Intolérable. Une journée noire pour les automobilistes. La situation a fait déborder le vase de ceux qui ont pris le transport en commun, les taxis ou les voitures particulières mercredi. Coincés, immobilisés, cloués, retardés, des mots chétifs de sens pour présenter la situation des conducteurs, chauffeurs et passagers tananariviens, oubliés dans les dédales des embouteillages. « Les autres jours ont été plus ou moins acceptables, mais aujourd’hui est vraiment exceptionnel. Je suis partie de Soavimasoandro à huit heures et il est presque dix heures je suis encore au niveau de l’Ibis Hôtel à Ivandry », raconte une automobiliste qui parcourt habituellement le trajet vers Anosy en quarante-cinq minutes maximum. L’axe Andrano­bevava-Ankoron­drano-Antanimena a été bouché dès 7h30 du matin. La longue file pour rejoindre cet axe a fini au rond point d’Andranobevava, la rocade de Tsarasaotra, sans parler du bouchon du coté Alarobia, Ivandry ou encore Anosiva­vavaka. Les voitures avancent à pas de fourmi pour faire cinquante centimètres à peine. « J’ai pris un taxi de peur d’arriver en retard à mon rendez-vous, je suis arrivé deux heures plus tard à mon entretien. Je ne vous raconte pas ma frustration », raconte une autre personne coincée du coté Ambanidia- route circulaire, pour aller à Ankorondrano.

Travaux de nuit
La fermeture d’une portion de la route entre le rond point d’Ankazo­manga menant à la bifurcation d’Antoho­madinika a été la cause de tous ces désagréments.
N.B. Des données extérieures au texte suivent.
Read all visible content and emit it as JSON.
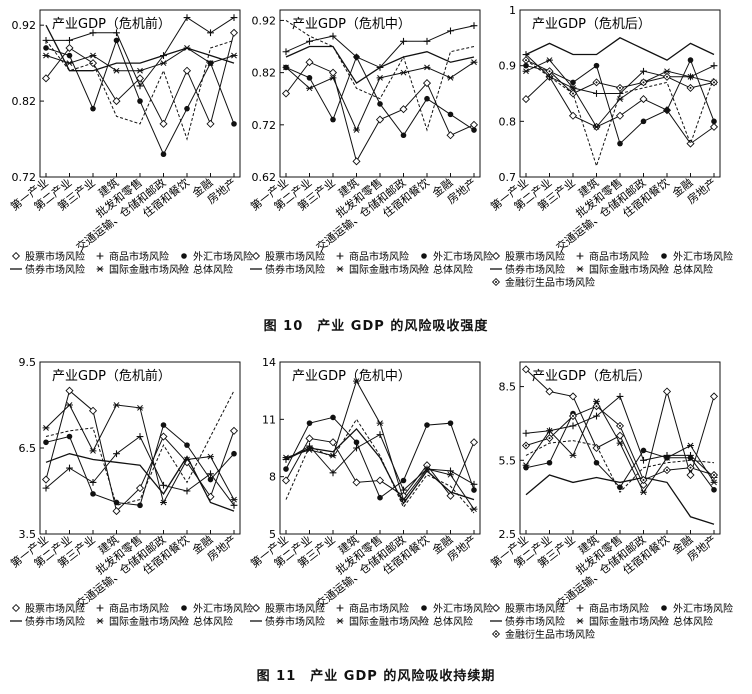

Une réfection de la chaussée longue de 600 mètres environ et une mise à niveau des trottoirs se tiennent depuis hier. Ceux qui viennent des 67ha pour rejoindre Ankoron­drano doivent ainsi prendre le détour à Antanimena, ceux en provenance d’Andraharo empruntent le boulevard de l’Europe pour rejoindre Antanimena ou Analakely. Des boucles qui obstruent le passage au niveau des ronds-points d’Antanimena, d’Ankorondrano Jesosy Mamonjy, entraînant des longues files depuis Pochard Analakely, Analamahitsy, Anosivavaka-Ambohima­narina.

Les habituels bouchons à chaque sortie ou entrée des routes nationales ne sont plus à rappeler. Les habitants d’Anosizato, Itaosy, Amboanjobe, Tanjom­bato, Mahazo, Analamahitsy, Talatamaty ont leur lot de souffrance et ont changé leur habitudes en se réveillant encore plus tôt le matin en espérant gagner une demi-heure d’avancée dans les embouteillages.
Les travaux ont été indiqués par la Commune urbaine se dérouler le jour afin d’éviter des coûts supplémentaires pour les travaux de nuit. « Mais n’est-ce pas moindre par rapport à la perte de temps, de carburant, et de stress des habitants de la ville. Une perte qui impacte sur la productivité économique en considérant la motivation, les heures de travail restant, la fatigue, l’absence de concentration, le ratage de rendez-vous et autres », rapporte un observateur.